Recently, nineteen U.S. senators filed an amicus brief in federal court supporting action en by the Commodity Futures Trading Commission to impose trading limits on speculators in U.S. commodity markets to combat excessive speculation and combat high prices for gasoline, crude oil, food, and other commodities. Senator Carl Levin (D-MI), who spearheaded the effort on the brief, said that an ongoing contributing factor in high energy prices is excessive speculation in U.S. commodity markets.
The amicus brief concentrates on a single issue: demonstrating that the Dodd-Frank Act made imposing position limits on speculators mandatory, not discretionary. It discusses the plain language of the law, its legislative history, and seven years of Senate investigations and legislative efforts to combat excessive speculation, in part, by imposing mandatory trading limits on speculators. Senator Levin noted that position limits, which have been part of U.S. commodities law since 1936, are a recognized tool to reduce and prevent excessive speculation and price manipulation in commodity markets. ISDA and SIFMA v. CFTC, Civil Action No. 1:11-CV-2146-RLW, DC of D.C,. April 13, 2012.

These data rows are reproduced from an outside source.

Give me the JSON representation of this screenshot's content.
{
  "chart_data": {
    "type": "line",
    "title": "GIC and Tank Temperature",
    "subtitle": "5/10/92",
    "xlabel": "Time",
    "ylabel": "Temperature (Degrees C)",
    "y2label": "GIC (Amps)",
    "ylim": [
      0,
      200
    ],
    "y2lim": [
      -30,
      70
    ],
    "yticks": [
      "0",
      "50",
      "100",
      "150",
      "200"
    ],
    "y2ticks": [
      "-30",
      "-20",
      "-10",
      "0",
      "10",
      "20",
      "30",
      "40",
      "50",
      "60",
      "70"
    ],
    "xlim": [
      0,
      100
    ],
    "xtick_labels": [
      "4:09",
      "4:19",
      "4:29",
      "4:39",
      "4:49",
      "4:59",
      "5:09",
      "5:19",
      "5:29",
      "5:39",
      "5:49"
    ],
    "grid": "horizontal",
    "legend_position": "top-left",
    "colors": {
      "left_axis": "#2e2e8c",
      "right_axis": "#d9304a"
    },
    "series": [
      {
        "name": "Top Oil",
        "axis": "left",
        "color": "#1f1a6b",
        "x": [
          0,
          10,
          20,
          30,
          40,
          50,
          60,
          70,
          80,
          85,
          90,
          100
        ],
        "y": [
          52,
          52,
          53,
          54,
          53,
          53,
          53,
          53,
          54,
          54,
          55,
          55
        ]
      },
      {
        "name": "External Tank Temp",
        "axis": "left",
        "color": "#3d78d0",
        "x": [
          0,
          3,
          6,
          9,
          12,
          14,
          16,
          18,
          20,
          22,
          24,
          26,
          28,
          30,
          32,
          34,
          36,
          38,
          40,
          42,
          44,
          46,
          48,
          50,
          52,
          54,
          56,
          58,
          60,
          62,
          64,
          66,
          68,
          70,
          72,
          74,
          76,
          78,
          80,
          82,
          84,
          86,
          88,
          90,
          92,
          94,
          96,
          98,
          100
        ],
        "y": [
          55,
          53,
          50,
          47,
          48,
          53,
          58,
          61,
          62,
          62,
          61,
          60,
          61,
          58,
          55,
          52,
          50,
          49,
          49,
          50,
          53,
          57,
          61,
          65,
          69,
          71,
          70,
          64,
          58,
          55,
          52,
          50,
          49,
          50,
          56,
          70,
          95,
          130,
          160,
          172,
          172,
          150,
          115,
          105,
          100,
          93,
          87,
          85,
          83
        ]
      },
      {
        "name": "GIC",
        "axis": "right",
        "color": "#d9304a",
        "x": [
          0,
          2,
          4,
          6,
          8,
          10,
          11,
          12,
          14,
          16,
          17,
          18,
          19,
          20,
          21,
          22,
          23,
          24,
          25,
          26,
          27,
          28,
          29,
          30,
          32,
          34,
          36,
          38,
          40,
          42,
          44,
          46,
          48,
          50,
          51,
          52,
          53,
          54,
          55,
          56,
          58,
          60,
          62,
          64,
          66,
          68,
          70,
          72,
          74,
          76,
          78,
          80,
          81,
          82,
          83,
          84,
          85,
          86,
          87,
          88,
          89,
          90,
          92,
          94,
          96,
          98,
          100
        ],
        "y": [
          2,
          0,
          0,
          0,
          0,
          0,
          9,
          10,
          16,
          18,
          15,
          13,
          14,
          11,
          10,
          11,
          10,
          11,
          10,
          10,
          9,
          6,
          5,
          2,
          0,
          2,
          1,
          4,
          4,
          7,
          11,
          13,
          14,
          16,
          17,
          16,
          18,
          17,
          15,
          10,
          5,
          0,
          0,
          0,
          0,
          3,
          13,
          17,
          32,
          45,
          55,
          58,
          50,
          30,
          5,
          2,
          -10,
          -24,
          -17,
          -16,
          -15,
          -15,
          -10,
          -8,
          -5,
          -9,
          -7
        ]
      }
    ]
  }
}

Two years ago, the Dodd-Frank Act directed the CFTC to clamp down on excessive speculation by imposing trading limits on speculators, he noted, and the CFTC issued a new regulation to do just that. The financial industry challenged the CFTC regulation in federal court, claiming that Congress never meant for the trading limits to prevent excessive speculation to be mandatory. The amicus brief contends that is exactly what Congress meant. The derivatives and securities industry lawsuit asks the court to impose a preliminary injunction to suspend the regulation immediately and summary judgment to invalidate it permanently.